Canonical Bi-Temporal Schema for Unified Data Management
Find Innovative SolutionsGenerate Solutions
Solution Overview
Problem
Current systems for managing temporal data in relational databases are complex and inefficient, particularly in handling bi-temporal data, as they require multiple table schemas and separate datasets for different temporal dimensions, leading to errors and increased maintenance costs.
Innovation Solution
The Asserted Versioning Framework (AVF) uses a single canonical bi-temporal schema for all temporal tables, allowing for the management of both valid time and transaction time in a unified manner, eliminating the need for separate datasets and simplifying data modeling by expressing temporal requirements as metadata.
Engineering Contradictions & Design Principles
Engineering Contradiction Analysis
1Adaptability or versatility
If multiple table schemas and separate datasets are used for different temporal dimensions, then temporal data can be managed according to different temporal dimensions, but system complexity and maintenance costs increase
Solution Approach 1:
The patent combines multiple temporal dimensions (valid time and transaction time) into a single unified table schema. Instead of maintaining separate datasets for different temporal dimensions, the invention integrates them into one table with columns that represent both temporal dimensions, thereby reducing system complexity while preserving the ability to manage temporal data across multiple dimensions.
Solution Approach 2:
The unified table schema serves multiple functions by simultaneously managing both valid time and transaction time data. The single table structure is designed to handle various temporal querying needs without requiring separate specialized datasets, making the system more versatile while reducing complexity.
2Adaptability or versatility
If multiple table schemas are used for bi-temporal data, then temporal requirements can be met, but data integrity errors increase and maintenance costs rise
Solution Approach 1:
By merging temporal data into a single unified table schema, the patent reduces the opportunities for data integrity errors that arise from maintaining multiple separate schemas. The unified structure ensures consistent temporal relationships are maintained across both valid time and transaction time dimensions, improving reliability while still meeting temporal requirements.
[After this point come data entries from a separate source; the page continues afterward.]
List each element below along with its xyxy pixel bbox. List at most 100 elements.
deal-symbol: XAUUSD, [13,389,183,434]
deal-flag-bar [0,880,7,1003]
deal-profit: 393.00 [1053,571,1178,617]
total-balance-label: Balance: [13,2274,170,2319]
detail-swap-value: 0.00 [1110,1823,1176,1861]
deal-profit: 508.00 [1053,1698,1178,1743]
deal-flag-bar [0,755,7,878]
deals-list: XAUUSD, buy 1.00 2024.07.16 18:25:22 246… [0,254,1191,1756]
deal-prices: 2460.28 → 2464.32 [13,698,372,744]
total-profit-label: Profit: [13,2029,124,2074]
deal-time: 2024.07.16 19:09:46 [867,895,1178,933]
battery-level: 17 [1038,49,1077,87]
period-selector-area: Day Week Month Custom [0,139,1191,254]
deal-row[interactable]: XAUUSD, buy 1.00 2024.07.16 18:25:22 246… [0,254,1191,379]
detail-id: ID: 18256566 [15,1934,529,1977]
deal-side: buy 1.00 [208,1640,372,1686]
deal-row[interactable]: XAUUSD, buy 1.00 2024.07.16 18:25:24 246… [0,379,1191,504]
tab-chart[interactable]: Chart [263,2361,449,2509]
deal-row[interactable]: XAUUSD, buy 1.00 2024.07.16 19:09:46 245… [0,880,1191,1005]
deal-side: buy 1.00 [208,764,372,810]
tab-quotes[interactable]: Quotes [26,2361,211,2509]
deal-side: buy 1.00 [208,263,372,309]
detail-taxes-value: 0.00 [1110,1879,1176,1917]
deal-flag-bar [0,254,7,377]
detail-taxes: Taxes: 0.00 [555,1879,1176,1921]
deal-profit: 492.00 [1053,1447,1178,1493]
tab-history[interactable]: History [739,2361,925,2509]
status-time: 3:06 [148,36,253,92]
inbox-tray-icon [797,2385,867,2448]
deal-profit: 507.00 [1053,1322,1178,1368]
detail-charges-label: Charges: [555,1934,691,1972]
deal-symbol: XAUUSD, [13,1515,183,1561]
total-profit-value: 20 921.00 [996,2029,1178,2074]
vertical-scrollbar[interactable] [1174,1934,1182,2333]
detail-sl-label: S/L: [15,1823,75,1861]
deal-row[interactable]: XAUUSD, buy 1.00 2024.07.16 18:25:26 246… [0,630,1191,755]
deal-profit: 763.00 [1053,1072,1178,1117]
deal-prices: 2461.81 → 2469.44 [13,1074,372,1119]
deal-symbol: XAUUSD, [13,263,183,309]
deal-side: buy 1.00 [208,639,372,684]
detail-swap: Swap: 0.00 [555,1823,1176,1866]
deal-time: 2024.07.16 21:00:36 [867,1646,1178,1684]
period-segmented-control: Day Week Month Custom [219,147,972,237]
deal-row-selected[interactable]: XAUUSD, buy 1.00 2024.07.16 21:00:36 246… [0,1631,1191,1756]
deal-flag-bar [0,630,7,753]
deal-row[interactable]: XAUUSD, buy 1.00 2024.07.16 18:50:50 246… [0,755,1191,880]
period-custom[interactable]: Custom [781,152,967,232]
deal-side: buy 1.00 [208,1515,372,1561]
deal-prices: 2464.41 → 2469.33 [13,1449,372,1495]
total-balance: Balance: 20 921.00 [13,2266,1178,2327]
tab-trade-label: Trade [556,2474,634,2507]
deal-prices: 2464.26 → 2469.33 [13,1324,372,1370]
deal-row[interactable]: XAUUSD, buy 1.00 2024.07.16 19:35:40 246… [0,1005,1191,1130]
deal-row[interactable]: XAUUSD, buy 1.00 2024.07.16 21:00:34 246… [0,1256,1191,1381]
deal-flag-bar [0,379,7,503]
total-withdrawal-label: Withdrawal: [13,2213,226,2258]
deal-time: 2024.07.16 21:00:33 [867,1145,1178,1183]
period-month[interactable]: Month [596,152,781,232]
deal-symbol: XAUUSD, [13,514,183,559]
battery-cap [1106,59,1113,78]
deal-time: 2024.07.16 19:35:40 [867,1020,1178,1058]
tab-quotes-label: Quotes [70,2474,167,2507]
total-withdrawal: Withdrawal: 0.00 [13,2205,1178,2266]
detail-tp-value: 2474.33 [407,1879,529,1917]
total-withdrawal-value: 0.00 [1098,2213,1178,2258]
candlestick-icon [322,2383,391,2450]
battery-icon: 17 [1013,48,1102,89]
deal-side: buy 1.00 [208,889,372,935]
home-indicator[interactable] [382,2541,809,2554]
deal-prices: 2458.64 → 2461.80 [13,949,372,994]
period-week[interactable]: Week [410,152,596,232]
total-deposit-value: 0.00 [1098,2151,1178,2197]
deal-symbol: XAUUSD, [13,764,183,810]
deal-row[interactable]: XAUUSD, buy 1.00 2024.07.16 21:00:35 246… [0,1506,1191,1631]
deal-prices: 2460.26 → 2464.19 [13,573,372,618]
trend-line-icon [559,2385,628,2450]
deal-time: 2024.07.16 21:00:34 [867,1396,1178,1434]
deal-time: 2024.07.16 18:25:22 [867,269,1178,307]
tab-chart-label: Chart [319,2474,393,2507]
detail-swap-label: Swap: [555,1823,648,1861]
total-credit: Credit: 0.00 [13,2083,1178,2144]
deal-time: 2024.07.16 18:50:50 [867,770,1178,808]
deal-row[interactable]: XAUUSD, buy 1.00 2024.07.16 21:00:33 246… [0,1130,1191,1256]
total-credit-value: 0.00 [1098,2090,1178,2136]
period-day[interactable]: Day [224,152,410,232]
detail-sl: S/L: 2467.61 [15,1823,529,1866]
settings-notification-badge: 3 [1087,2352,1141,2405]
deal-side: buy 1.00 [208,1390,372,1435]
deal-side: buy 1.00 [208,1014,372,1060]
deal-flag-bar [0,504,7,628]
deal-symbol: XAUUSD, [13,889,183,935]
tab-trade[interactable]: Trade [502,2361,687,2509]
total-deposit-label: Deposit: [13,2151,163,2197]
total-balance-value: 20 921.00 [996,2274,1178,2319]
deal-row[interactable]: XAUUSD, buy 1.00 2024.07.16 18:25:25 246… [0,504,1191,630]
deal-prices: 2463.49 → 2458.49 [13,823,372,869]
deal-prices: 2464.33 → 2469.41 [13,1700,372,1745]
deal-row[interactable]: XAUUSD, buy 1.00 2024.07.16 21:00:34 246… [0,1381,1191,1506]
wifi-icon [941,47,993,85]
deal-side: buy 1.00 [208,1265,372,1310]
3Adaptability or versatility
If separate datasets are maintained for different temporal dimensions, then temporal data can be tracked independently, but querying efficiency decreases and latency increases
Solution Approach 1:
The patent merges temporal data from different dimensions into a single table, which improves querying efficiency by eliminating the need to join multiple separate datasets. The unified structure allows queries to access both valid time and transaction time information in a single operation, reducing latency while maintaining the ability to track temporal dimensions independently through dedicated columns.
Data Source
AI summary
Computer programs embodied in computer-readable media that can use canonical schemas to persist data from non-temporal tables, effective-time tables, assertion-time tables, and bitemporal tables, and that can enforce temporal integrity constraints on those tables, are provided. In one embodiment, the canonical schemas are used by database tables. In another embodiment, they are used by the physical files which persist data from those tables. Temporal metadata is used to express temporal requirements. Thus, uni-temporal, bitemporal, and temporally-enabled non-temporal tables can be generated without altering existing data models or designing temporal features into new data models. Support is also provided for managing temporal data that exists in future assertion time, and for using episodes to enforce temporal referential integrity.